As part of the deal, Sable Offshore — a brand-new company created withmoney borrowed from ExxonMobil — bought the pipeline itself, which Exxon had previously bought from Plains All American. It is now seeking permits from the California Fire Marshal to reactivate the pipeline. It is not proposing to replace the existing pipeline, but instead to repair the old pipeline, which is reportedly corroded and badly pitted in at least 80 spots.
In addition, Sable is also seeking a special waiver to not include a protection system that is a basic safety feature used on pretty much all underground oil and gas pipelines. It prevents pipeline corrosion.
What do any of us, including the County of Santa Barbara, know about this proposal? Pretty much nothing.
Am I exaggerating for effect? I wish I were.
And, because of ongoing litigation with Sable and fear of being taken to the cleaners, no one in county government — its regulators, planners, elected officials, and their attorneys — can talk.

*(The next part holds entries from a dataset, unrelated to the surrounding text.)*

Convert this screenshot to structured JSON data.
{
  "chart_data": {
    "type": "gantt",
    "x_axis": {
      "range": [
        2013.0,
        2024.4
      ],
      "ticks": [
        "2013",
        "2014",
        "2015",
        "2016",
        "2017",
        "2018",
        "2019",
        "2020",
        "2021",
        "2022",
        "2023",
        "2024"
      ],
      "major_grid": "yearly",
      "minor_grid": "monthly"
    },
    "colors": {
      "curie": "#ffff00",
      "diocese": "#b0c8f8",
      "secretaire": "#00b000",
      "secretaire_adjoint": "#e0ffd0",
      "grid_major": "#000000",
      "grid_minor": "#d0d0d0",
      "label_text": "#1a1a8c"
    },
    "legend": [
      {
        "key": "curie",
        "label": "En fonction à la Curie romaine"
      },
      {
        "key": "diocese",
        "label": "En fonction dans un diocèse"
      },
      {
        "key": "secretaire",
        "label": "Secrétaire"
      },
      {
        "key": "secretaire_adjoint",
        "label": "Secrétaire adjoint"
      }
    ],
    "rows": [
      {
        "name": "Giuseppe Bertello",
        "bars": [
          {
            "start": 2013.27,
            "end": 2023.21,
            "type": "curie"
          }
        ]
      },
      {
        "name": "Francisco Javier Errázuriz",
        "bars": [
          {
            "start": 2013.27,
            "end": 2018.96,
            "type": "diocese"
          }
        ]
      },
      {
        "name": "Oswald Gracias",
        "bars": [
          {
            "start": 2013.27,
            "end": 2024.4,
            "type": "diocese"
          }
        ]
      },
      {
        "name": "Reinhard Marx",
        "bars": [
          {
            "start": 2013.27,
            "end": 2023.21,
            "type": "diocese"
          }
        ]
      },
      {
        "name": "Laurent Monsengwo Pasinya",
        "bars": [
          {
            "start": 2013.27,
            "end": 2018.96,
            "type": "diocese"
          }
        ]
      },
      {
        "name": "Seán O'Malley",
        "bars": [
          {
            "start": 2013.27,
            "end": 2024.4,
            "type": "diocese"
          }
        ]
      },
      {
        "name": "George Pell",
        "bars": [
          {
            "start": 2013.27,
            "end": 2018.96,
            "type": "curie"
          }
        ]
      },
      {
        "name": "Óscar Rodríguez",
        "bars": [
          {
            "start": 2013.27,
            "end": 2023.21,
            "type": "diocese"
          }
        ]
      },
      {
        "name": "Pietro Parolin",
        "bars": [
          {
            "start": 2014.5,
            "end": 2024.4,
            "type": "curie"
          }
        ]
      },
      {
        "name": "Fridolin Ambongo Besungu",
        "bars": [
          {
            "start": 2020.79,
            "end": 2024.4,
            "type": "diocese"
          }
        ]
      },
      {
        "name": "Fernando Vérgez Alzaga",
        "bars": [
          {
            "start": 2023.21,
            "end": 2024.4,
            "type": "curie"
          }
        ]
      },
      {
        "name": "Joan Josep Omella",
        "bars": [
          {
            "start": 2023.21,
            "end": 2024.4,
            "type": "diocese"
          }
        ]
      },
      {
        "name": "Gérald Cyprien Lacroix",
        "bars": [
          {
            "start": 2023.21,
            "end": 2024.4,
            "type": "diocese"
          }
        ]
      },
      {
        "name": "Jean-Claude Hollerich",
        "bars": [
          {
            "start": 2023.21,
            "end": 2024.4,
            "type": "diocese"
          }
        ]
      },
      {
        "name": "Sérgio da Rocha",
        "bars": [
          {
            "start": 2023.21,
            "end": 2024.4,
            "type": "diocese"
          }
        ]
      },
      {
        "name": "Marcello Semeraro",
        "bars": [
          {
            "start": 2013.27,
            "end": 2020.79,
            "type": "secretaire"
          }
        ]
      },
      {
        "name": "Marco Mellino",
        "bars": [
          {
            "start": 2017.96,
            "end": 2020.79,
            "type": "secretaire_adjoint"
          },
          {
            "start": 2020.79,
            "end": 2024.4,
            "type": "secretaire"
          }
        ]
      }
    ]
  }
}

No one knows on what basis Sable is seeking these waivers. We don’t know what Sable’s Plan B is. All we hear are vague allusions to a protective pipeline liner, something akin to an internal pipeline condom. The state Fire Marshal and Sable have declined to share this information with county officials. It’s proprietary information, they insist.
In this regard, the Fire Marshal’s posture is unique. Detailed information about every other pipeline operating in Santa Barbara County is currently shared with county safety officials.
After the 2015 disaster, federal pipeline safety officials identified 80 “anomalies” on the pipeline that were so corroded they demanded repair. Repair work on those anomalies is said to be ongoing as we speak. Will local officials be allowed to inspect these repairs just to make sure? No.
The state Fire Marshal is said to be competent, diligent, and conscientious. But if we are not given access to the information necessary for verification, it’s hard to have trust.
Our historical experience bears this out. Santa Barbara’s first cataclysmic offshore oil spill in 1969 was caused because the federal agency, then responsible for ensuring our safety, granted the oil company, Unocal, a waiver to not install an essential safety device — a simple drilling casing — designed to prevent such blowouts.
Later, we discovered the federal agency charged with preventing the Refugio oil spill of 2015 was so notoriously understaffed that it was forced to rely on the regulated pipeline companies to self-report and self-enforce.
We all saw how that worked out.
To date, the county has been stiff-armed in its attempts to get information. It has been forced to file Public Records Act requests for relevant information from relevant state agencies responsible for the safe operations of this stretch of pipeline.
To the extent these requests have yielded any documents, they were so heavily redacted as to be indecipherable.
Because the county is in the process of settling a genuinely hairy lawsuit filed by Sable, no county officials are willing to say anything other than that the county has no jurisdiction. Admittedly, I’m no lawyer, but I have my doubts that’s the case.
But just acting like sitting ducks is not going to protect this county from a marine disaster that history has repeatedly proved is real.
The Supervisors of the County of Santa Barbara must bang the table loudly for access to essential information detailing the risks and safeguards involved. If every other oil pipeline company in the county is providing this information, certainly Sable — and the state Fire Marshal — can too.
Trust. But verify.
Hey, I didn’t say that. Ronald Reagan did.